Key Suspect in Madrid Bombings Had Al Qaeda Ties
Spain Says Cell of 20 Moroccans Planned, Executed Attacks

The closed cell phone shop run by Jamal Zougam in downtown Madrid. Zougam, who is in custody, has become a key suspect in the investigation of the March 11 train bombings.

Two women embrace as they look at candles and flowers in front of Madrid's El Pozo railway station, March 16, 2004. A banner in Spanish on the wall reads: "Wanted the world's most bloody and dangerous terrorists." It names Aznar, Bush and Blair. Reuters Limited
NPR.org, March 17, 2004 · Published reports in Madrid say Spanish police have identified 20 Moroccans whom they say planned and carried out the March 11 commuter train bombings that killed 201 people and wounded more than 1,500 others.
Investigators are following a trail of evidence that began with a pre-paid cell phone card, found inside a backpack along with an unexploded bomb and a cell phone wired as a detonator. Spanish police have arrested three Moroccans, including Jamal Zougam, a man in his 30s who ran a cell phone repair shop in Madrid.

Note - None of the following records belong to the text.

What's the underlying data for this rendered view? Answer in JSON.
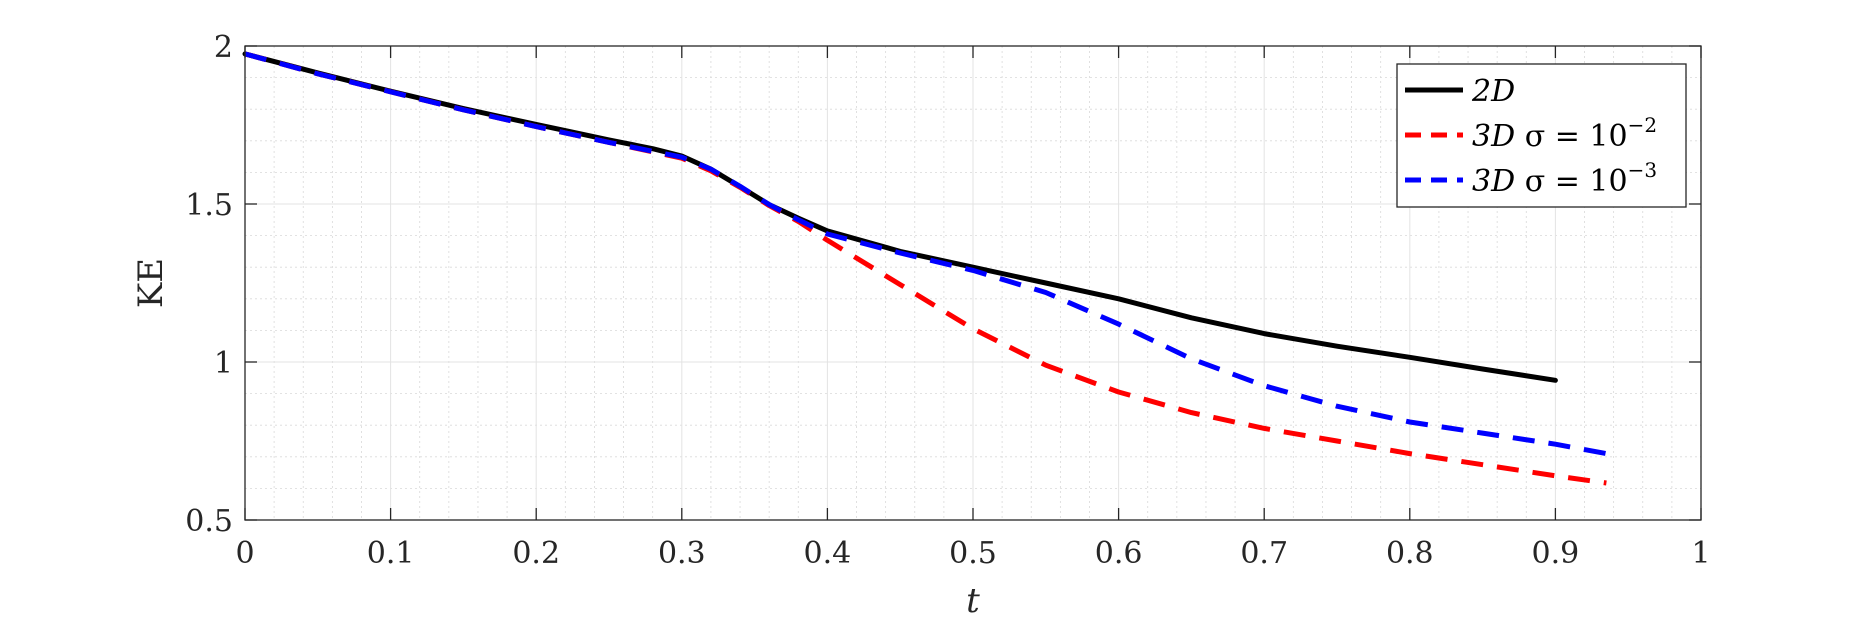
{
  "chart_data": {
    "type": "line",
    "xlabel": "t",
    "ylabel": "KE",
    "xlim": [
      0,
      1
    ],
    "ylim": [
      0.5,
      2
    ],
    "xticks": [
      0,
      0.1,
      0.2,
      0.3,
      0.4,
      0.5,
      0.6,
      0.7,
      0.8,
      0.9,
      1
    ],
    "yticks": [
      0.5,
      1,
      1.5,
      2
    ],
    "xtick_labels": [
      "0",
      "0.1",
      "0.2",
      "0.3",
      "0.4",
      "0.5",
      "0.6",
      "0.7",
      "0.8",
      "0.9",
      "1"
    ],
    "ytick_labels": [
      "0.5",
      "1",
      "1.5",
      "2"
    ],
    "grid": true,
    "minor_grid": true,
    "legend_position": "top-right",
    "series": [
      {
        "name": "2D",
        "name_main": "2D",
        "name_sigma": "",
        "name_exp": "",
        "color": "#000000",
        "style": "solid",
        "x": [
          0,
          0.05,
          0.1,
          0.15,
          0.2,
          0.25,
          0.28,
          0.3,
          0.32,
          0.34,
          0.36,
          0.38,
          0.4,
          0.45,
          0.5,
          0.55,
          0.6,
          0.65,
          0.7,
          0.75,
          0.8,
          0.85,
          0.9
        ],
        "y": [
          1.975,
          1.915,
          1.857,
          1.802,
          1.752,
          1.703,
          1.675,
          1.652,
          1.61,
          1.555,
          1.498,
          1.455,
          1.415,
          1.35,
          1.3,
          1.25,
          1.2,
          1.14,
          1.09,
          1.05,
          1.015,
          0.978,
          0.942
        ]
      },
      {
        "name": "3D σ = 10^-2",
        "name_main": "3D",
        "name_sigma": "σ = 10",
        "name_exp": "−2",
        "color": "#ff0000",
        "style": "dashed",
        "x": [
          0,
          0.05,
          0.1,
          0.15,
          0.2,
          0.25,
          0.3,
          0.32,
          0.34,
          0.36,
          0.38,
          0.4,
          0.45,
          0.5,
          0.55,
          0.6,
          0.65,
          0.7,
          0.75,
          0.8,
          0.85,
          0.9,
          0.935
        ],
        "y": [
          1.975,
          1.912,
          1.855,
          1.798,
          1.745,
          1.695,
          1.645,
          1.605,
          1.553,
          1.495,
          1.445,
          1.385,
          1.245,
          1.105,
          0.99,
          0.905,
          0.84,
          0.79,
          0.75,
          0.71,
          0.675,
          0.64,
          0.617
        ]
      },
      {
        "name": "3D σ = 10^-3",
        "name_main": "3D",
        "name_sigma": "σ = 10",
        "name_exp": "−3",
        "color": "#0000ff",
        "style": "dashed",
        "x": [
          0,
          0.05,
          0.1,
          0.15,
          0.2,
          0.25,
          0.3,
          0.32,
          0.34,
          0.36,
          0.38,
          0.4,
          0.45,
          0.5,
          0.55,
          0.6,
          0.65,
          0.7,
          0.75,
          0.8,
          0.85,
          0.9,
          0.935
        ],
        "y": [
          1.975,
          1.912,
          1.855,
          1.798,
          1.745,
          1.695,
          1.648,
          1.61,
          1.556,
          1.498,
          1.45,
          1.405,
          1.345,
          1.29,
          1.22,
          1.12,
          1.01,
          0.925,
          0.86,
          0.81,
          0.775,
          0.74,
          0.71
        ]
      }
    ]
  }
}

Spanish officials say Zougam, who is already in custody, is a key suspect in their investigation. Two survivors of the blasts say they remember seeing him on a Madrid commuter train before the explosions. Zougam also figures in a two-year-old indictment of alleged Al Qaeda members accused of helping plan the Sept. 11 attacks.
Zougam is also linked to a suicide bombing last year in Casablanca in which more than 40 people died. Following those attacks, Moroccan police put Zougam and hundreds more Islamic fundamentalists under surveillance. Those accused in the Casablanca bombings belonged to a Moroccan al Qaeda faction. Many of the group's radical Islamist followers studied in Saudi-financed schools that sprang up in Casablanca's poor neighborhoods in the 1970s.
On Tuesday, Spanish police detained an Algerian who is said to have discussed plans for a terrorist attack in Madrid two months ago. Investigators are seeking several more Moroccan men in connection to the bombings.